Hi-tech help for disabled too pricey, says Ah Bun
Hong Kong's best-known quadriplegic, Tang Siu-pun, has hailed the potential benefits of the latest hi-tech equipment for people like him but bemoaned the fact that few could afford it.
He said his own wheelchair - a gift from Canto-pop singer Jacky Cheung Hok-yau - cost as much as a car and was well beyond the reach of the average disabled person.
Mr Tang, popularly known as Ah Bun, was speaking yesterday at the introduction of three new pieces of medical engineering - a computer operated by eye movement, a robotic rehabilitation system and a fluid that hardens to help heal bone fractures.
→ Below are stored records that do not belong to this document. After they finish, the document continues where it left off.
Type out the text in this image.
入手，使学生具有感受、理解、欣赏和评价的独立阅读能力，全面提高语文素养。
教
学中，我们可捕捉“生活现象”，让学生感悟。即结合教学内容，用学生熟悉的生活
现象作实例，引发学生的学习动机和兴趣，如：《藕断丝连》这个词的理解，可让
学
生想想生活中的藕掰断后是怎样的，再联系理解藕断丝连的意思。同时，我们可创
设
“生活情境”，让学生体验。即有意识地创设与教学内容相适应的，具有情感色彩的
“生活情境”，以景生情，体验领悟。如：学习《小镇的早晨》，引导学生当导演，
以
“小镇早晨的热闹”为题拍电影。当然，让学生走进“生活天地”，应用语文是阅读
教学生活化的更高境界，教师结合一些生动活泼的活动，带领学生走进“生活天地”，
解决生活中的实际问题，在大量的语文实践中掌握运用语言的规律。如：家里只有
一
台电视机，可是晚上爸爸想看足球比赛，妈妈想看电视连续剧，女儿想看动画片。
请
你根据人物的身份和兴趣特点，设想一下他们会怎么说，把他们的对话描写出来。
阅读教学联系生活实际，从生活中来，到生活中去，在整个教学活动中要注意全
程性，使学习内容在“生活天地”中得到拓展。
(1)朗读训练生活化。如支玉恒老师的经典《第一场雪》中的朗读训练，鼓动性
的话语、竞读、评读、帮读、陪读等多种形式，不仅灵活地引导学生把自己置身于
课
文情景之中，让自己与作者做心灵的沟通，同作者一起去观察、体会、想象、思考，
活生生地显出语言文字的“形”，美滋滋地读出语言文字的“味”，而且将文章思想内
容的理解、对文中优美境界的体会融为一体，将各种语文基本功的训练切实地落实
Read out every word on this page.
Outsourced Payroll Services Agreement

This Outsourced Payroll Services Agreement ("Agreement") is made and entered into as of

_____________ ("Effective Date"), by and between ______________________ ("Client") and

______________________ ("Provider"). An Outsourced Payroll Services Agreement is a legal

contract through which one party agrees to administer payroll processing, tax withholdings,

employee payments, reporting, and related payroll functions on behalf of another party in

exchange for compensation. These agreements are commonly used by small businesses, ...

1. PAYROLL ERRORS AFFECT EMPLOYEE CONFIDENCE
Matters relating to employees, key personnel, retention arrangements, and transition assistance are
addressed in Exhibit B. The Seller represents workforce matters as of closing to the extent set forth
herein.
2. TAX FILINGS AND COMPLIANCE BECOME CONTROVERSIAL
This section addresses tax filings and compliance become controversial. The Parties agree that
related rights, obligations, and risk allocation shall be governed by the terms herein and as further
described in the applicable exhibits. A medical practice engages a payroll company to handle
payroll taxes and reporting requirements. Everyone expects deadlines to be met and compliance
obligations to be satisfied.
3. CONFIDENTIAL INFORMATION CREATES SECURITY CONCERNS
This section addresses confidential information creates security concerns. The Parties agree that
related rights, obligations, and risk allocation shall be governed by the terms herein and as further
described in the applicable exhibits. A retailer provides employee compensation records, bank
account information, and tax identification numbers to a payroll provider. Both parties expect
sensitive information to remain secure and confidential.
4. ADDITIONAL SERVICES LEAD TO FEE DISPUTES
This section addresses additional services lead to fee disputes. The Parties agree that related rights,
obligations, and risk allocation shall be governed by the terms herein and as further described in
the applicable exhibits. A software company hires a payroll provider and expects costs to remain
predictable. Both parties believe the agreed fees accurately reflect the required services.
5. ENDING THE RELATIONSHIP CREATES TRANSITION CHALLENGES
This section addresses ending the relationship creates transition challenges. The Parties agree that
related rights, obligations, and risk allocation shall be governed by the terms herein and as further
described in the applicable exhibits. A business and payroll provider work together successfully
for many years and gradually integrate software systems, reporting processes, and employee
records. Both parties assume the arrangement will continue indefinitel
'The computer controlled by eyeball movement costs about HK$70,000 to HK$80,000,' Mr Tang said.
'To an unproductive man who is living on social security, it is impossible for him to buy a computer like that.'
He said he hoped universities that developed the technology would offer the disabled a free trial of equipment so they could make an informed choice.
He said his own wheelchair, which he can move by touching a joystick with his chin, cost about HK$200,000.
'My special wheelchair is as expensive as a car. Actually it is not very special, but it can let me move while lying down.'
The equipment, developed at two local universities, was put on show by the Hong Kong Institution of Engineers.
Eric Tam Wing-cheung, assistant professor of health technology and informatics at Polytechnic University - which developed the computer and the PolyJbot rehabilitation system - said it was inevitable that equipment for the handicapped would be expensive.
Materials had to be imported and the equipment was produced in small numbers, which meant it was expensive, he said.
The PolyJbot is a robotic device that helps the elderly and disabled people with limb problems by monitoring muscle activities and generating training regimes with various combinations of forces.
The University of Hong Kong invented the bioactive bone fluid, which hardens to help heal bone fractures.
The fluid is injected into fractures to hold them together while they heal.